During ASH, Fate will also describe FT519, an off-the-shelf NK-CAR combination it is developing to treat B cell cancers.

Scott Wolchko, CEO of Fate Therapeutics, believes the company’s use of iPSCs to generate cancer cell therapies will help overcome the hurdles associated with personalized CAR-T treatments—not the least of which is cost. Removing T cells from patients and then engineering them to be able to recognize and attack their cancers is a time-consuming and resource-intensive process that Novartis and Gilead have pointed to in justifying the $300,000-$500,000 price tags on their products.

“Clonal master iPSC lines are a renewable cell source that can uniquely produce cell products which are uniformly engineered and well characterized, can be mass produced in a cost-effective manner, and can be delivered off-the-shelf to treat many patients,” Wolchko said in a statement announcing the FDA’s acceptance of the IND for FT500.

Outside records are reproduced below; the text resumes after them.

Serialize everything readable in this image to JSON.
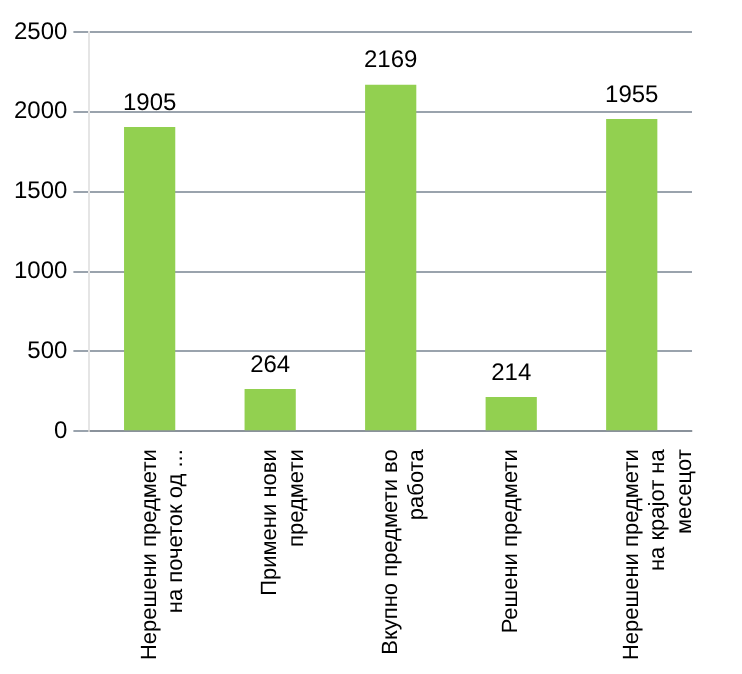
{
  "chart_data": {
    "type": "bar",
    "categories": [
      "Нерешени предмети на почеток од ...",
      "Примени нови предмети",
      "Вкупно предмети во работа",
      "Решени предмети",
      "Нерешени предмети на крајот на месецот"
    ],
    "values": [
      1905,
      264,
      2169,
      214,
      1955
    ],
    "color": "#92d050",
    "ylim": [
      0,
      2500
    ],
    "yticks": [
      0,
      500,
      1000,
      1500,
      2000,
      2500
    ],
    "grid": "y",
    "data_labels": true
  }
}
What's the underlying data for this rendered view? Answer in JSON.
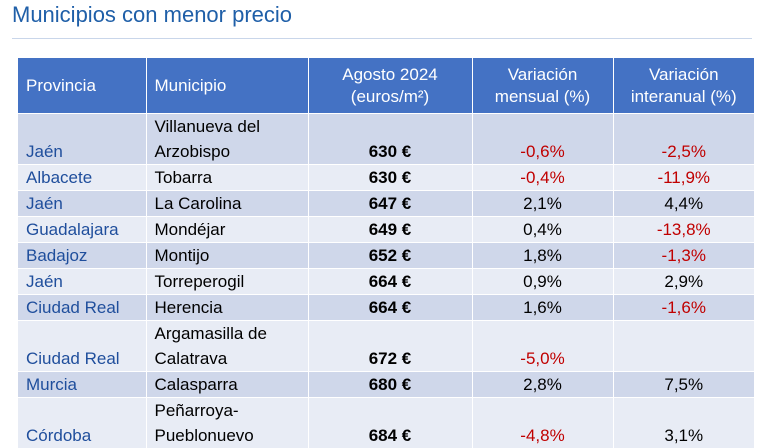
{
  "title": "Municipios con menor precio",
  "headers": {
    "provincia": "Provincia",
    "municipio": "Municipio",
    "precio_line1": "Agosto 2024",
    "precio_line2": "(euros/m²)",
    "mensual_line1": "Variación",
    "mensual_line2": "mensual (%)",
    "interanual_line1": "Variación",
    "interanual_line2": "interanual (%)"
  },
  "rows": [
    {
      "provincia": "Jaén",
      "municipio_l1": "Villanueva del",
      "municipio_l2": "Arzobispo",
      "precio": "630 €",
      "mensual": "-0,6%",
      "interanual": "-2,5%"
    },
    {
      "provincia": "Albacete",
      "municipio": "Tobarra",
      "precio": "630 €",
      "mensual": "-0,4%",
      "interanual": "-11,9%"
    },
    {
      "provincia": "Jaén",
      "municipio": "La Carolina",
      "precio": "647 €",
      "mensual": "2,1%",
      "interanual": "4,4%"
    },
    {
      "provincia": "Guadalajara",
      "municipio": "Mondéjar",
      "precio": "649 €",
      "mensual": "0,4%",
      "interanual": "-13,8%"
    },
    {
      "provincia": "Badajoz",
      "municipio": "Montijo",
      "precio": "652 €",
      "mensual": "1,8%",
      "interanual": "-1,3%"
    },
    {
      "provincia": "Jaén",
      "municipio": "Torreperogil",
      "precio": "664 €",
      "mensual": "0,9%",
      "interanual": "2,9%"
    },
    {
      "provincia": "Ciudad Real",
      "municipio": "Herencia",
      "precio": "664 €",
      "mensual": "1,6%",
      "interanual": "-1,6%"
    },
    {
      "provincia": "Ciudad Real",
      "municipio_l1": "Argamasilla de",
      "municipio_l2": "Calatrava",
      "precio": "672 €",
      "mensual": "-5,0%",
      "interanual": ""
    },
    {
      "provincia": "Murcia",
      "municipio": "Calasparra",
      "precio": "680 €",
      "mensual": "2,8%",
      "interanual": "7,5%"
    },
    {
      "provincia": "Córdoba",
      "municipio_l1": "Peñarroya-",
      "municipio_l2": "Pueblonuevo",
      "precio": "684 €",
      "mensual": "-4,8%",
      "interanual": "3,1%"
    }
  ],
  "colors": {
    "header_bg": "#4472c4",
    "row_dark": "#cfd7ea",
    "row_light": "#e8ecf5",
    "negative": "#c00000",
    "title": "#1f5fa8"
  }
}
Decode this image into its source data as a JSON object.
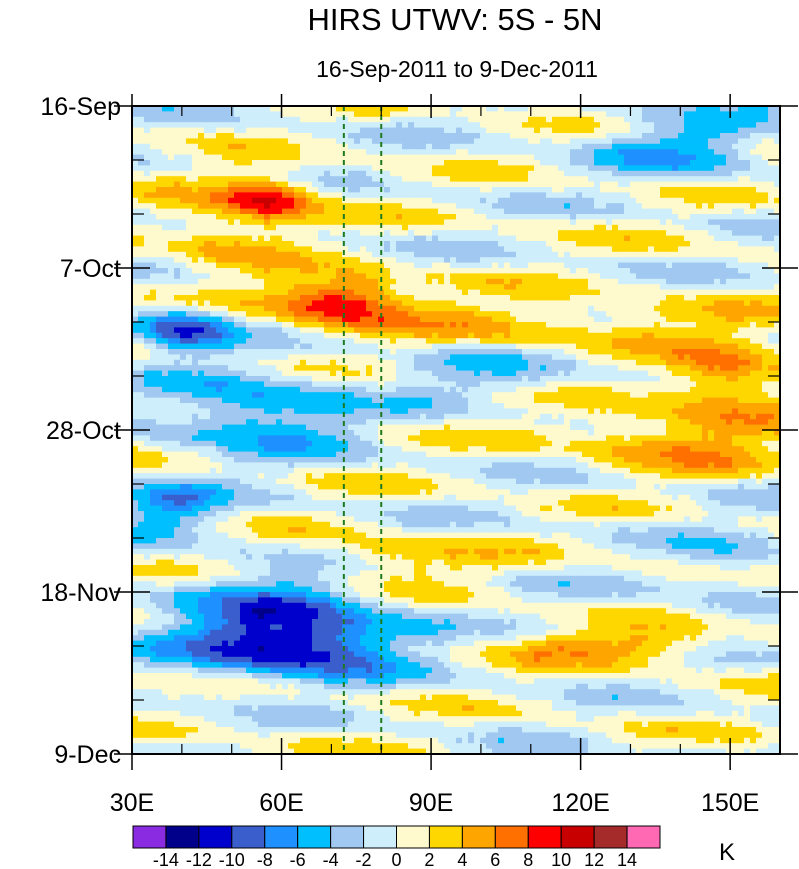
{
  "chart_data": {
    "type": "heatmap",
    "title": "HIRS UTWV: 5S - 5N",
    "subtitle": "16-Sep-2011 to 9-Dec-2011",
    "x_axis": {
      "range": [
        30,
        160
      ],
      "ticks": [
        30,
        60,
        90,
        120,
        150
      ],
      "tick_labels": [
        "30E",
        "60E",
        "90E",
        "120E",
        "150E"
      ]
    },
    "y_axis": {
      "range_days": [
        0,
        84
      ],
      "ticks_days": [
        0,
        21,
        42,
        63,
        84
      ],
      "tick_labels": [
        "16-Sep",
        "7-Oct",
        "28-Oct",
        "18-Nov",
        "9-Dec"
      ]
    },
    "reference_lines_x": [
      72.5,
      80
    ],
    "colorbar": {
      "unit": "K",
      "levels": [
        -14,
        -12,
        -10,
        -8,
        -6,
        -4,
        -2,
        0,
        2,
        4,
        6,
        8,
        10,
        12,
        14
      ],
      "level_labels": [
        "-14",
        "-12",
        "-10",
        "-8",
        "-6",
        "-4",
        "-2",
        "0",
        "2",
        "4",
        "6",
        "8",
        "10",
        "12",
        "14"
      ],
      "colors": [
        "#8a2be2",
        "#00008b",
        "#0000cd",
        "#3a5fcd",
        "#1e90ff",
        "#00bfff",
        "#a0c8f0",
        "#cdeefa",
        "#fffacd",
        "#ffd700",
        "#ffa500",
        "#ff7000",
        "#ff0000",
        "#c80000",
        "#a52a2a",
        "#ff69b4"
      ]
    },
    "anomaly_features": [
      {
        "lon_center": 58,
        "day_center": 12,
        "lon_halfwidth": 9,
        "day_halfwidth": 3,
        "value": 9
      },
      {
        "lon_center": 48,
        "day_center": 16,
        "lon_halfwidth": 12,
        "day_halfwidth": 6,
        "value": 4
      },
      {
        "lon_center": 72,
        "day_center": 25,
        "lon_halfwidth": 14,
        "day_halfwidth": 3,
        "value": 11
      },
      {
        "lon_center": 120,
        "day_center": 28,
        "lon_halfwidth": 45,
        "day_halfwidth": 3,
        "value": 4
      },
      {
        "lon_center": 150,
        "day_center": 35,
        "lon_halfwidth": 12,
        "day_halfwidth": 4,
        "value": 7
      },
      {
        "lon_center": 140,
        "day_center": 43,
        "lon_halfwidth": 22,
        "day_halfwidth": 4,
        "value": 6
      },
      {
        "lon_center": 80,
        "day_center": 59,
        "lon_halfwidth": 18,
        "day_halfwidth": 3,
        "value": 5
      },
      {
        "lon_center": 125,
        "day_center": 70,
        "lon_halfwidth": 25,
        "day_halfwidth": 2,
        "value": 6
      },
      {
        "lon_center": 40,
        "day_center": 29,
        "lon_halfwidth": 10,
        "day_halfwidth": 3,
        "value": -10
      },
      {
        "lon_center": 55,
        "day_center": 40,
        "lon_halfwidth": 18,
        "day_halfwidth": 5,
        "value": -7
      },
      {
        "lon_center": 62,
        "day_center": 70,
        "lon_halfwidth": 22,
        "day_halfwidth": 4,
        "value": -11
      },
      {
        "lon_center": 60,
        "day_center": 65,
        "lon_halfwidth": 20,
        "day_halfwidth": 6,
        "value": -6
      },
      {
        "lon_center": 140,
        "day_center": 5,
        "lon_halfwidth": 18,
        "day_halfwidth": 4,
        "value": -5
      },
      {
        "lon_center": 38,
        "day_center": 52,
        "lon_halfwidth": 10,
        "day_halfwidth": 3,
        "value": -7
      },
      {
        "lon_center": 150,
        "day_center": 60,
        "lon_halfwidth": 10,
        "day_halfwidth": 6,
        "value": -3
      },
      {
        "lon_center": 100,
        "day_center": 35,
        "lon_halfwidth": 20,
        "day_halfwidth": 3,
        "value": -3
      }
    ]
  }
}
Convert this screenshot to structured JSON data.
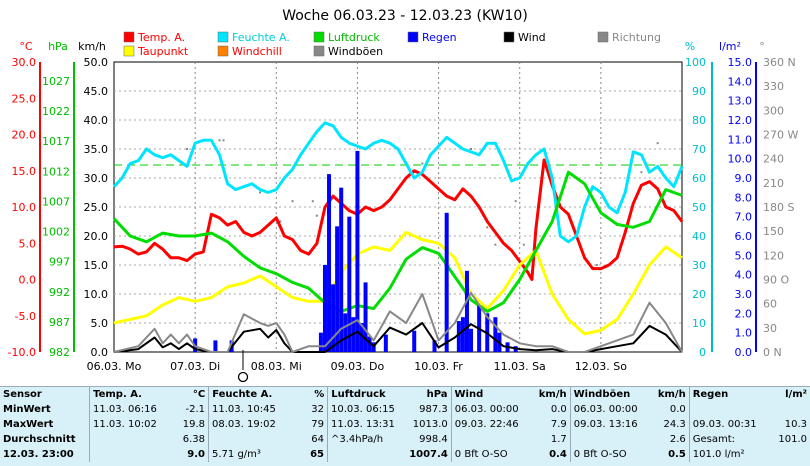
{
  "chart_data": {
    "type": "line",
    "title": "Woche 06.03.23 - 12.03.23 (KW10)",
    "x_days": [
      "06.03.  Mo",
      "07.03.  Di",
      "08.03.  Mi",
      "09.03.  Do",
      "10.03.  Fr",
      "11.03.  Sa",
      "12.03.  So"
    ],
    "legend": [
      {
        "name": "Temp. A.",
        "color": "#ff0000"
      },
      {
        "name": "Taupunkt",
        "color": "#ffff00"
      },
      {
        "name": "Feuchte A.",
        "color": "#00e5ff"
      },
      {
        "name": "Windchill",
        "color": "#ff8000"
      },
      {
        "name": "Luftdruck",
        "color": "#00dd00"
      },
      {
        "name": "Windböen",
        "color": "#888888"
      },
      {
        "name": "Regen",
        "color": "#0000ff"
      },
      {
        "name": "Wind",
        "color": "#000000"
      },
      {
        "name": "Richtung",
        "color": "#888888"
      }
    ],
    "axes": {
      "temp": {
        "unit": "°C",
        "color": "#ff0000",
        "ticks": [
          "30.0",
          "25.0",
          "20.0",
          "15.0",
          "10.0",
          "5.0",
          "0.0",
          "-5.0",
          "-10.0"
        ],
        "range": [
          -10,
          30
        ]
      },
      "pressure": {
        "unit": "hPa",
        "color": "#00bb00",
        "ticks": [
          "1027",
          "1022",
          "1017",
          "1012",
          "1007",
          "1002",
          "997",
          "992",
          "987",
          "982"
        ]
      },
      "wind": {
        "unit": "km/h",
        "color": "#000000",
        "ticks": [
          "50.0",
          "45.0",
          "40.0",
          "35.0",
          "30.0",
          "25.0",
          "20.0",
          "15.0",
          "10.0",
          "5.0",
          "0.0"
        ],
        "range": [
          0,
          50
        ]
      },
      "humidity": {
        "unit": "%",
        "color": "#00bbcc",
        "ticks": [
          "100",
          "90",
          "80",
          "70",
          "60",
          "50",
          "40",
          "30",
          "20",
          "10",
          "0"
        ],
        "range": [
          0,
          100
        ]
      },
      "rain": {
        "unit": "l/m²",
        "color": "#0000ff",
        "ticks": [
          "15.0",
          "14.0",
          "13.0",
          "12.0",
          "11.0",
          "10.0",
          "9.0",
          "8.0",
          "7.0",
          "6.0",
          "5.0",
          "4.0",
          "3.0",
          "2.0",
          "1.0",
          "0.0"
        ],
        "range": [
          0,
          15
        ]
      },
      "direction": {
        "unit": "°",
        "color": "#888888",
        "ticks": [
          "360 N",
          "330",
          "300",
          "270 W",
          "240",
          "210",
          "180 S",
          "150",
          "120",
          "90 O",
          "60",
          "30",
          "0 N"
        ]
      }
    },
    "series": [
      {
        "name": "Temp. A.",
        "axis": "temp",
        "color": "#ff0000",
        "x": [
          0,
          0.1,
          0.2,
          0.3,
          0.4,
          0.5,
          0.6,
          0.7,
          0.8,
          0.9,
          1.0,
          1.1,
          1.2,
          1.3,
          1.4,
          1.5,
          1.6,
          1.7,
          1.8,
          1.9,
          2.0,
          2.1,
          2.2,
          2.3,
          2.4,
          2.5,
          2.6,
          2.7,
          2.8,
          2.9,
          3.0,
          3.1,
          3.2,
          3.3,
          3.4,
          3.5,
          3.6,
          3.7,
          3.8,
          3.9,
          4.0,
          4.1,
          4.2,
          4.3,
          4.4,
          4.5,
          4.6,
          4.7,
          4.8,
          4.9,
          5.0,
          5.1,
          5.15,
          5.2,
          5.3,
          5.4,
          5.5,
          5.6,
          5.7,
          5.8,
          5.9,
          6.0,
          6.1,
          6.2,
          6.3,
          6.4,
          6.5,
          6.6,
          6.7,
          6.8,
          6.9,
          7.0
        ],
        "y": [
          4.5,
          4.6,
          4.2,
          3.5,
          3.8,
          5.0,
          4.2,
          3.0,
          3.0,
          2.6,
          3.5,
          3.8,
          9.0,
          8.5,
          7.5,
          8.0,
          6.5,
          6.0,
          6.5,
          7.5,
          8.5,
          6.0,
          5.5,
          4.0,
          3.5,
          5.0,
          10.0,
          11.5,
          10.5,
          9.5,
          9.0,
          10.0,
          9.5,
          10.0,
          11.0,
          12.5,
          14.0,
          15.0,
          14.5,
          13.5,
          12.5,
          11.5,
          11.0,
          12.5,
          11.5,
          10.0,
          8.0,
          6.5,
          5.0,
          4.0,
          2.5,
          1.0,
          0.0,
          7.0,
          16.5,
          13.0,
          10.0,
          9.0,
          6.0,
          3.0,
          1.5,
          1.5,
          2.0,
          3.0,
          6.5,
          10.5,
          13.0,
          13.5,
          12.5,
          10.0,
          9.5,
          8.0
        ]
      },
      {
        "name": "Taupunkt",
        "axis": "temp",
        "color": "#ffff00",
        "x": [
          0,
          0.2,
          0.4,
          0.6,
          0.8,
          1.0,
          1.2,
          1.4,
          1.6,
          1.8,
          2.0,
          2.2,
          2.4,
          2.6,
          2.8,
          3.0,
          3.2,
          3.4,
          3.6,
          3.8,
          4.0,
          4.2,
          4.4,
          4.6,
          4.8,
          5.0,
          5.2,
          5.4,
          5.6,
          5.8,
          6.0,
          6.2,
          6.4,
          6.6,
          6.8,
          7.0
        ],
        "y": [
          -6.0,
          -5.5,
          -5.0,
          -3.5,
          -2.5,
          -3.0,
          -2.5,
          -1.0,
          -0.5,
          0.5,
          -1.0,
          -2.5,
          -3.0,
          -3.0,
          1.0,
          3.5,
          4.5,
          4.0,
          6.5,
          5.5,
          5.0,
          3.0,
          -2.0,
          -4.0,
          -1.5,
          2.0,
          4.0,
          -2.0,
          -5.5,
          -7.5,
          -7.0,
          -5.5,
          -2.0,
          2.0,
          4.5,
          3.0
        ]
      },
      {
        "name": "Feuchte A.",
        "axis": "humidity",
        "color": "#00e5ff",
        "x": [
          0,
          0.1,
          0.2,
          0.3,
          0.4,
          0.5,
          0.6,
          0.7,
          0.8,
          0.9,
          1.0,
          1.1,
          1.2,
          1.3,
          1.4,
          1.5,
          1.6,
          1.7,
          1.8,
          1.9,
          2.0,
          2.1,
          2.2,
          2.3,
          2.4,
          2.5,
          2.6,
          2.7,
          2.8,
          2.9,
          3.0,
          3.1,
          3.2,
          3.3,
          3.4,
          3.5,
          3.6,
          3.7,
          3.8,
          3.9,
          4.0,
          4.1,
          4.2,
          4.3,
          4.4,
          4.5,
          4.6,
          4.7,
          4.8,
          4.9,
          5.0,
          5.1,
          5.2,
          5.3,
          5.4,
          5.5,
          5.6,
          5.7,
          5.8,
          5.9,
          6.0,
          6.1,
          6.2,
          6.3,
          6.4,
          6.5,
          6.6,
          6.7,
          6.8,
          6.9,
          7.0
        ],
        "y": [
          57,
          60,
          65,
          66,
          70,
          68,
          67,
          68,
          66,
          64,
          72,
          73,
          73,
          68,
          58,
          56,
          57,
          58,
          56,
          55,
          56,
          60,
          63,
          68,
          72,
          76,
          79,
          78,
          74,
          72,
          71,
          70,
          72,
          73,
          72,
          70,
          65,
          60,
          62,
          68,
          71,
          74,
          72,
          70,
          69,
          68,
          72,
          72,
          66,
          59,
          60,
          65,
          68,
          70,
          60,
          40,
          38,
          40,
          50,
          57,
          55,
          50,
          48,
          55,
          69,
          68,
          62,
          64,
          60,
          57,
          64
        ]
      },
      {
        "name": "Luftdruck",
        "axis": "humidity",
        "color": "#00dd00",
        "x": [
          0,
          0.2,
          0.4,
          0.6,
          0.8,
          1.0,
          1.2,
          1.4,
          1.6,
          1.8,
          2.0,
          2.2,
          2.4,
          2.6,
          2.8,
          3.0,
          3.2,
          3.4,
          3.6,
          3.8,
          4.0,
          4.2,
          4.4,
          4.6,
          4.8,
          5.0,
          5.2,
          5.4,
          5.6,
          5.8,
          6.0,
          6.2,
          6.4,
          6.6,
          6.8,
          7.0
        ],
        "y": [
          46,
          40,
          38,
          41,
          40,
          40,
          41,
          38,
          33,
          29,
          27,
          24,
          22,
          17,
          14,
          16,
          15,
          22,
          32,
          36,
          34,
          26,
          18,
          14,
          17,
          25,
          35,
          45,
          62,
          58,
          48,
          44,
          43,
          45,
          56,
          54
        ]
      },
      {
        "name": "Regen",
        "axis": "rain",
        "color": "#0000ff",
        "x": [
          1.0,
          1.25,
          1.45,
          2.55,
          2.6,
          2.65,
          2.7,
          2.75,
          2.8,
          2.85,
          2.9,
          2.95,
          3.0,
          3.05,
          3.1,
          3.15,
          3.2,
          3.35,
          3.7,
          3.95,
          4.1,
          4.25,
          4.3,
          4.35,
          4.4,
          4.5,
          4.6,
          4.7,
          4.75,
          4.85,
          4.95
        ],
        "y": [
          0.7,
          0.6,
          0.6,
          1.0,
          4.5,
          9.2,
          3.5,
          6.5,
          8.5,
          2.0,
          7.0,
          1.8,
          10.4,
          1.5,
          3.6,
          0.8,
          0.5,
          0.9,
          1.1,
          0.6,
          7.2,
          1.6,
          1.8,
          4.2,
          1.2,
          2.4,
          2.0,
          1.8,
          1.0,
          0.5,
          0.3
        ]
      },
      {
        "name": "Wind",
        "axis": "wind",
        "color": "#000000",
        "x": [
          0,
          0.3,
          0.5,
          0.6,
          0.7,
          0.8,
          0.9,
          1.0,
          1.2,
          1.4,
          1.6,
          1.8,
          1.9,
          2.0,
          2.1,
          2.2,
          2.4,
          2.6,
          2.8,
          3.0,
          3.2,
          3.4,
          3.6,
          3.8,
          4.0,
          4.2,
          4.4,
          4.6,
          4.8,
          5.0,
          5.2,
          5.4,
          5.6,
          5.8,
          6.0,
          6.2,
          6.4,
          6.6,
          6.8,
          7.0
        ],
        "y": [
          0,
          0.5,
          2.5,
          0.8,
          1.5,
          0.5,
          1.5,
          0.5,
          0,
          0,
          3.5,
          4.0,
          2.5,
          3.8,
          1.5,
          0,
          0,
          0,
          2.0,
          3.5,
          1.0,
          4.2,
          3.0,
          5.0,
          0.8,
          2.5,
          4.8,
          3.2,
          1.0,
          0.5,
          0.3,
          0.5,
          0,
          0,
          0.5,
          1.0,
          1.5,
          4.5,
          3.0,
          0
        ]
      },
      {
        "name": "Windböen",
        "axis": "wind",
        "color": "#888888",
        "x": [
          0,
          0.3,
          0.5,
          0.6,
          0.7,
          0.8,
          0.9,
          1.0,
          1.2,
          1.4,
          1.6,
          1.8,
          1.9,
          2.0,
          2.1,
          2.2,
          2.4,
          2.6,
          2.8,
          3.0,
          3.2,
          3.4,
          3.6,
          3.8,
          4.0,
          4.2,
          4.4,
          4.6,
          4.8,
          5.0,
          5.2,
          5.4,
          5.6,
          5.8,
          6.0,
          6.2,
          6.4,
          6.6,
          6.8,
          7.0
        ],
        "y": [
          0,
          1.0,
          4.0,
          1.5,
          3.0,
          1.5,
          3.0,
          1.0,
          0,
          0,
          6.5,
          5.0,
          4.5,
          5.0,
          3.0,
          0,
          1.0,
          1.0,
          4.0,
          5.5,
          2.0,
          7.0,
          5.0,
          10.0,
          2.0,
          5.0,
          10.2,
          6.0,
          3.0,
          1.5,
          1.0,
          1.0,
          0,
          0,
          1.0,
          2.0,
          3.0,
          8.5,
          5.0,
          0
        ]
      }
    ],
    "reference_line": {
      "axis": "temp",
      "value": 15.8,
      "color": "#00cc00",
      "style": "dashed"
    }
  },
  "table": {
    "headers": [
      "Sensor",
      "Temp. A.",
      "°C",
      "Feuchte A.",
      "%",
      "Luftdruck",
      "hPa",
      "Wind",
      "km/h",
      "Windböen",
      "km/h",
      "Regen",
      "l/m²"
    ],
    "rows": [
      [
        "MinWert",
        "11.03.  06:16",
        "-2.1",
        "11.03.  10:45",
        "32",
        "10.03.  06:15",
        "987.3",
        "06.03.  00:00",
        "0.0",
        "06.03.  00:00",
        "0.0",
        "",
        ""
      ],
      [
        "MaxWert",
        "11.03.  10:02",
        "19.8",
        "08.03.  19:02",
        "79",
        "11.03.  13:31",
        "1013.0",
        "09.03.  22:46",
        "7.9",
        "09.03.  13:16",
        "24.3",
        "09.03.  00:31",
        "10.3"
      ],
      [
        "Durchschnitt",
        "",
        "6.38",
        "",
        "64",
        "^3.4hPa/h",
        "998.4",
        "",
        "1.7",
        "",
        "2.6",
        "Gesamt:",
        "101.0"
      ],
      [
        "12.03.  23:00",
        "",
        "9.0",
        "5.71 g/m³",
        "65",
        "",
        "1007.4",
        "0 Bft O-SO",
        "0.4",
        "0 Bft O-SO",
        "0.5",
        "101.0 l/m²",
        ""
      ]
    ]
  }
}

Fate is not the only company that spots promise in off-the-shelf cell therapy, however. Allogene, the biotech founded by CAR-T veterans Arie Belldegrun and David Chang, raised more than $400 million in private financing for their off-the-shelf technology before pulling off a $288 million initial public offering last month. In June, Precision Biosciences raised $110 million in private financing to take its off-the-shelf CAR-T into human trials.